Human rights advocates responded to the findings, which bolster previous reportsfrom U.N. officials and international news agencies, with immediate calls for actions.

Brad Adams, Asia director at Human Rights Watch, said that the “powerful report and clear recommendations demonstrate the obvious need for concrete steps to advance criminal justice for atrocious crimes, instead of more hollow condemnations and expressions of concern,” especially considering that “so far, condemnations without action by U.N. member states have only emboldened a culture of violence and oppression in Myanmar.”

Tirana Hassan, director of crisis response at Amnesty International, said the report makes “clear that the Myanmar authorities are incapable of bringing to justice those responsible,” which means that “the international community has the responsibility to act to ensure justice and accountability. Failing to do so sends a dangerous message that Myanmar’s military will not only enjoy impunity but is free to commit such atrocities again.”
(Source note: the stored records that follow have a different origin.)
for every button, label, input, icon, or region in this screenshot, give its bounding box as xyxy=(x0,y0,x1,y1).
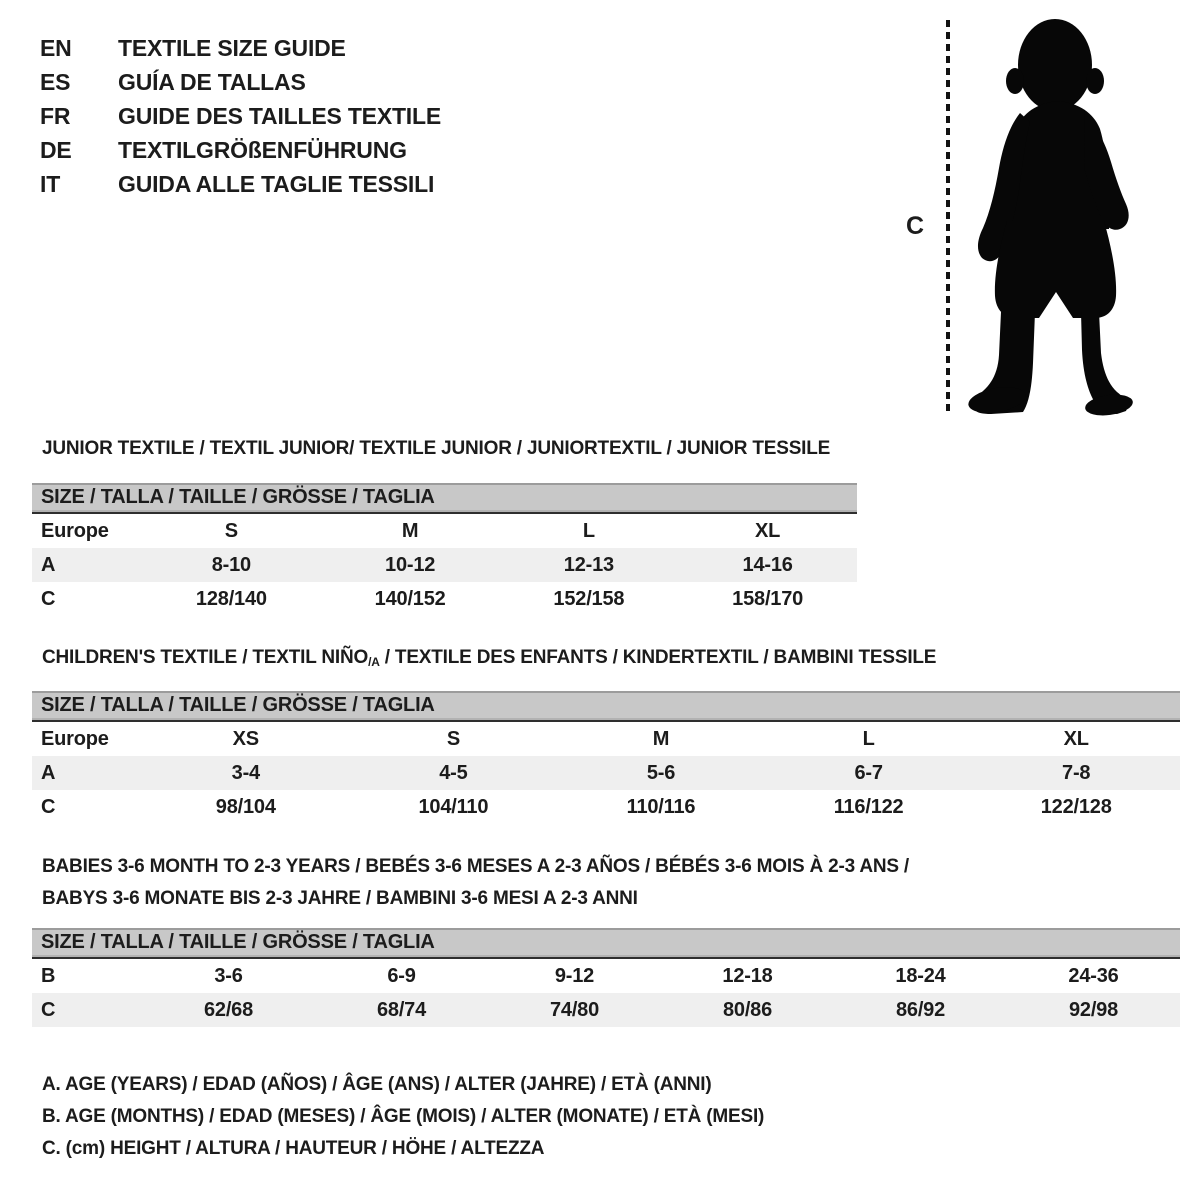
table-cell: 98/104 xyxy=(215,795,276,818)
table-cell: XL xyxy=(1063,727,1089,750)
footnote-line: A. AGE (YEARS) / EDAD (AÑOS) / ÂGE (ANS) / ALTER (JAHRE) / ETÀ (ANNI) xyxy=(42,1074,712,1095)
row-label: C xyxy=(41,998,56,1021)
language-label: GUIDA ALLE TAGLIE TESSILI xyxy=(118,171,435,197)
language-row xyxy=(40,65,441,99)
table-body xyxy=(32,512,857,616)
row-label: Europe xyxy=(41,727,109,750)
table-cell: 14-16 xyxy=(742,553,793,576)
junior-size-table xyxy=(32,483,857,616)
children-section-title xyxy=(42,646,936,674)
size-header-bar: SIZE / TALLA / TAILLE / GRÖSSE / TAGLIA xyxy=(32,483,857,512)
table-cell: 110/116 xyxy=(626,795,696,818)
toddler-silhouette-shape xyxy=(966,19,1134,416)
footnotes xyxy=(42,1069,764,1165)
table-cell: 12-18 xyxy=(722,964,773,987)
size-header-bar: SIZE / TALLA / TAILLE / GRÖSSE / TAGLIA xyxy=(32,691,1180,720)
row-label: A xyxy=(41,761,56,784)
table-cell: 7-8 xyxy=(1062,761,1091,784)
children-title-sub: /A xyxy=(368,655,380,669)
children-title-suffix: / TEXTILE DES ENFANTS / KINDERTEXTIL / BAMBINI TESSILE xyxy=(379,647,937,668)
table-row xyxy=(32,993,1180,1027)
footnote-line: B. AGE (MONTHS) / EDAD (MESES) / ÂGE (MOIS) / ALTER (MONATE) / ETÀ (MESI) xyxy=(42,1106,765,1127)
language-code: EN xyxy=(40,35,72,61)
row-label: C xyxy=(41,587,56,610)
table-cell: 152/158 xyxy=(553,587,625,610)
table-body xyxy=(32,957,1180,1027)
table-cell: 128/140 xyxy=(195,587,267,610)
toddler-silhouette xyxy=(963,14,1138,416)
row-label: A xyxy=(41,553,56,576)
table-cell: 8-10 xyxy=(211,553,251,576)
table-row xyxy=(32,582,857,616)
table-cell: L xyxy=(862,727,875,750)
language-row xyxy=(40,99,441,133)
language-label: TEXTILE SIZE GUIDE xyxy=(118,35,346,61)
row-label: B xyxy=(41,964,56,987)
measure-c-label: C xyxy=(906,212,924,240)
table-cell: 24-36 xyxy=(1068,964,1119,987)
height-measure-dashed-line xyxy=(946,20,950,416)
table-cell: 74/80 xyxy=(549,998,600,1021)
language-row xyxy=(40,133,441,167)
table-cell: M xyxy=(652,727,670,750)
table-cell: S xyxy=(224,519,238,542)
language-label: GUIDE DES TAILLES TEXTILE xyxy=(118,103,441,129)
table-row xyxy=(32,720,1180,756)
children-size-table xyxy=(32,691,1180,824)
language-label: TEXTILGRÖßENFÜHRUNG xyxy=(118,137,407,163)
table-cell: 80/86 xyxy=(722,998,773,1021)
table-row xyxy=(32,548,857,582)
table-cell: XL xyxy=(755,519,781,542)
language-row xyxy=(40,31,441,65)
table-cell: 158/170 xyxy=(732,587,804,610)
row-label: Europe xyxy=(41,519,109,542)
footnote-line: C. (cm) HEIGHT / ALTURA / HAUTEUR / HÖHE / ALTEZZA xyxy=(42,1138,545,1159)
size-header-bar: SIZE / TALLA / TAILLE / GRÖSSE / TAGLIA xyxy=(32,928,1180,957)
table-cell: 12-13 xyxy=(563,553,614,576)
table-row xyxy=(32,512,857,548)
language-list xyxy=(40,31,441,201)
table-row xyxy=(32,790,1180,824)
language-code: FR xyxy=(40,103,71,129)
table-cell: L xyxy=(582,519,595,542)
table-cell: 116/122 xyxy=(833,795,904,818)
table-cell: 68/74 xyxy=(376,998,427,1021)
table-row xyxy=(32,756,1180,790)
table-row xyxy=(32,957,1180,993)
language-code: IT xyxy=(40,171,61,197)
table-cell: 62/68 xyxy=(203,998,254,1021)
table-cell: 4-5 xyxy=(439,761,468,784)
table-cell: 140/152 xyxy=(374,587,446,610)
table-cell: 6-9 xyxy=(387,964,416,987)
table-cell: XS xyxy=(232,727,259,750)
table-cell: M xyxy=(401,519,419,542)
children-title-prefix: CHILDREN'S TEXTILE / TEXTIL NIÑO xyxy=(42,647,369,668)
table-cell: 86/92 xyxy=(895,998,946,1021)
table-cell: 3-4 xyxy=(231,761,260,784)
table-cell: 18-24 xyxy=(895,964,946,987)
babies-title-line2: BABYS 3-6 MONATE BIS 2-3 JAHRE / BAMBINI 3-6 MESI A 2-3 ANNI xyxy=(42,888,638,909)
table-cell: 10-12 xyxy=(385,553,436,576)
table-cell: 5-6 xyxy=(646,761,676,784)
row-label: C xyxy=(41,795,56,818)
table-cell: 122/128 xyxy=(1040,795,1112,818)
babies-title-line1: BABIES 3-6 MONTH TO 2-3 YEARS / BEBÉS 3-6 MESES A 2-3 AÑOS / BÉBÉS 3-6 MOIS À 2-3 ANS / xyxy=(42,856,910,877)
language-label: GUÍA DE TALLAS xyxy=(118,69,306,95)
language-code: DE xyxy=(40,137,72,163)
table-cell: S xyxy=(446,727,460,750)
table-cell: 9-12 xyxy=(554,964,595,987)
language-code: ES xyxy=(40,69,71,95)
babies-section-title xyxy=(42,851,909,915)
table-body xyxy=(32,720,1180,824)
table-cell: 104/110 xyxy=(418,795,489,818)
junior-section-title: JUNIOR TEXTILE / TEXTIL JUNIOR/ TEXTILE JUNIOR / JUNIORTEXTIL / JUNIOR TESSILE xyxy=(42,438,831,459)
table-cell: 92/98 xyxy=(1068,998,1119,1021)
table-cell: 3-6 xyxy=(214,964,243,987)
language-row xyxy=(40,167,441,201)
babies-size-table xyxy=(32,928,1180,1027)
table-cell: 6-7 xyxy=(854,761,883,784)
The report will “have a big impact internationally, coming from the main U.N.-mandated body investigating the violence against the Rohingya, and also covering armed conflict in Shan, and Kachin states,” Richard Horsey, a former U.N. diplomat in Myanmar and longtime Yangon-based analyst, told the Washington Post. “Its specific finding that there is sufficient grounds for investigation and prosecution of military commanders for genocide is likely to have particularly serious diplomatic, not only legal, consequences.”

After the report’s release, Facebook – according to a company blog post – removed “18 Facebook accounts, one Instagram account, and 52 Facebook Pages, followed by almost 12 million people,” specifically banning  20 individuals and organizations, including the commander-in-chief and the military’s Myawady television network, “to prevent the spread of hate and misinformation.” Reuters noted that the “action means an essential blackout of the military’s main channel of public communication.”